Because gelatin sticks so well to the skin as it dries, it’s highly effective at unclogging pores and removing stubborn dirt buildups. It also removes dead skin cells to brighten your complexion.

And since gelatin is a form of collagen, gelatin masks can also thicken and tighten your skin.

However, gelatin’s stickiness also makes it somewhat painful to remove from the skin. This can result in redness and irritation after removing a gelatin mask.

Because of this, you should only use a gelatin mask once a week or less. And those with sensitive skin may want to skip it altogether.

Sheet Face Masks

An Asian woman using a facial mask

Sheet masks got their start in South Korea, but they’ve since exploded in popularity around the world.

Rather than coming in a tube or bottle like most masks, sheet masks take the form of thin pieces of fiber or cellulose. These sheets are soaked in ingredients like hyaluronic acid, antioxidants and ceramides that rehydrate and rejuvenate your skin.

To use a sheet mask, you simply lay the sheets onto your face and let your skin absorb the ingredients.

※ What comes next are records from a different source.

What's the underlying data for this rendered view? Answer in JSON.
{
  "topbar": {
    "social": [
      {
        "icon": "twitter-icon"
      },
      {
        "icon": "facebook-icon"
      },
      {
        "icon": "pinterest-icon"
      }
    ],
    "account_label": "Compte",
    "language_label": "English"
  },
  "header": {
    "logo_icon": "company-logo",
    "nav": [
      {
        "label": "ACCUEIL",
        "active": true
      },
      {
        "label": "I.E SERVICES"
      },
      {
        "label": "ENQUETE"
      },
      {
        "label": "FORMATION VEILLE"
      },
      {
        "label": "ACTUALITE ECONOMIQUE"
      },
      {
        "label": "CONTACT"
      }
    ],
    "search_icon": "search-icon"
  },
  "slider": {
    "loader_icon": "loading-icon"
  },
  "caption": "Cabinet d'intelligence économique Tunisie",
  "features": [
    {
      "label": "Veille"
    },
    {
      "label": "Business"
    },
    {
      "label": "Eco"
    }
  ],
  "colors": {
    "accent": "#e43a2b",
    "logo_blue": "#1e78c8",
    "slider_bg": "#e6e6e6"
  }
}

Sheet masks are among the most hydrating masks out there, though many also have luminizing or brightening effects as well.

They’re generally safe to use as often as you want, whether that’s once a week or every day.

However, those with acne should only use them once or twice a week. And if your sheet mask contains glycolic acid, stick with once-a-week use to prevent this strong exfoliant from irritating your skin.

Clay Face Masks

Clay face masks have been in use for thousands of years. There’s evidence that they were used by ancient Egyptians and other cultures to purify and beautify the skin.

Their main purpose is detoxification. Clay draws dirt, oil, heavy metals, and other toxins out of your skin, replacing them with beneficial minerals to soothe and brighten your complexion.

However, clay masks do tend to have a drying effect on the skin, so they’re best used in conjunction with a rich moisturizer or hydrating mask.

If you have dry skin, it’s best to use a clay mask once every other week or less. Those with oily skin can use them once a week and may find that more frequent use helps to balance their oil production.

DIY Face Masks

If you prefer to take your skincare into your own hands, a DIY face mask may be right for you.

You can easily whip up a face mask using ingredients you already have in your kitchen.

To make a DIY hydrating face mask, mix half an avocado with one tablespoon of honey and a handful of oats, then apply it to your face for 10-15 minutes. You can use this mask once or twice a week to rehydrate and smooth your skin.

Make a brightening, exfoliating mask by combining ¼ of a papaya with one tablespoon of cacao powder and a dollop of aloe gel. Even the most sensitive skin can handle this gentle mask for 10 minutes once or twice a week.

Or try a luminizing mask made from half a banana, a tablespoon of honey and a tablespoon of orange juice. Mash it all together and apply it twice a week for 15 minutes to get a lovely natural glow.